A Machiavellian Perspective

A characteristic behavior in today’s society is the belief that the ends justifies the means. This means actions people take are justified regardless of how they go about achieving their desired end result. For example, some students I have taught justified lying on their resume because it could help them get a job.
In politics and government, lying and then justifying it through the ends vs. means philosophy of behavior is a favorite past time. You may recall that former Director of National Intelligence, James Clapper, made a false statement to Congress when he responded to a question about whether the National Security Agency was collecting “any type of data at all” on millions of Americans by saying “No sir, and “not wittingly.” We all know that was a lie borne out of a belief the ends of collecting such data justified whatever means were necessary to get the data regardless if it tramples on our rights under the Fourth Amendment that protect us against unreasonable search and seizure.
The entire financial recession of 2008-2009 can be summed up as a group of investment bankers who sought to become millionaires by trading in subprime mortgages knowing the homeowner might never make the payments but not worrying about it since the bankers sold off those mortgages to third parties who then assumed the risk. This created a problem of moral hazard where the party that creates the achieved the desired end result by manipulating the means.

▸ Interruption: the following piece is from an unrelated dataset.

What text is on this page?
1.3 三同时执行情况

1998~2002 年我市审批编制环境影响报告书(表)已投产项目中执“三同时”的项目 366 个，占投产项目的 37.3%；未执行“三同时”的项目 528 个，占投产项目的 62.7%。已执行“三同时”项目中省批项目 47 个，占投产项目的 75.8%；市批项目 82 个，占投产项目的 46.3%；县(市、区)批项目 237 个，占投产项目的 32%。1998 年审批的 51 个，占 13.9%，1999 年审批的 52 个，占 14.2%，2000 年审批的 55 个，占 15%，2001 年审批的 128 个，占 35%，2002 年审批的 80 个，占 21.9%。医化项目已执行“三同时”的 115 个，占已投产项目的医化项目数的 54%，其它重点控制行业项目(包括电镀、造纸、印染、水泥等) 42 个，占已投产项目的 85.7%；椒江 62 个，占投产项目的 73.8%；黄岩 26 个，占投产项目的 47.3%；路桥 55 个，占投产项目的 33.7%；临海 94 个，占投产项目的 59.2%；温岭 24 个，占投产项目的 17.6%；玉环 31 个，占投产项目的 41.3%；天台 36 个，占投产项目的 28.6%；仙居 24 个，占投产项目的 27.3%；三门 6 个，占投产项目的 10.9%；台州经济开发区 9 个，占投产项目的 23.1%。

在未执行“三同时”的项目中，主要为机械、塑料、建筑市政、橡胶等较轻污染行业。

The statement that the ends justifies the means can be traced back to Niccolo Machiavelli. The closest he came to it was when he expressed his view in Chapter XVIII of The Prince:
“There is nothing more necessary to appear to have than this last quality (appearing to be religious), inasmuch as men judge generally more by the eye than by the hand, because it belongs to everybody to see you, to few to come in touch with you.”Machiavel_Offices_Florence
In this quote from Chapter 18 of The Prince about keeping faith, or being true to your word, Machiavelli is instructing a Prince on how to behave and how to keep up appearances. He says it’s very important to appear merciful, faithful, humane, upright, and religious. He also says that one must be prepared to act in a manner contrary to the appearance to keep up the appearance. This is because everyone can see what you appear to be, and only a few will get close enough to touch you and actually find out what happened.
These people (each with slightly different reasons and motivations) are all about appearing as they wish people to see them. Even if it is nothing like what they really are, even if they are saying the exact opposite of what they will eventually do, they know that few will see through their appearances. So, for Machiavelli, to appear to be doing something is good enough even if the actor has no intention of doing so, or achieving an end result far outweighs how we got there; what road we took; and whether our behavior was ethical or not.
The reason the means are important, maybe more important than the ends, is how we get to our goal is just as important as getting there. In other words, destiny tells us what we are to the world, but journey tells who we are; it’s the journey that unlocks our potential and establishes who we are as a person and what motivates us towards action.

Be Informed. Be Vigilant. Be Faithful. Be Prayerful.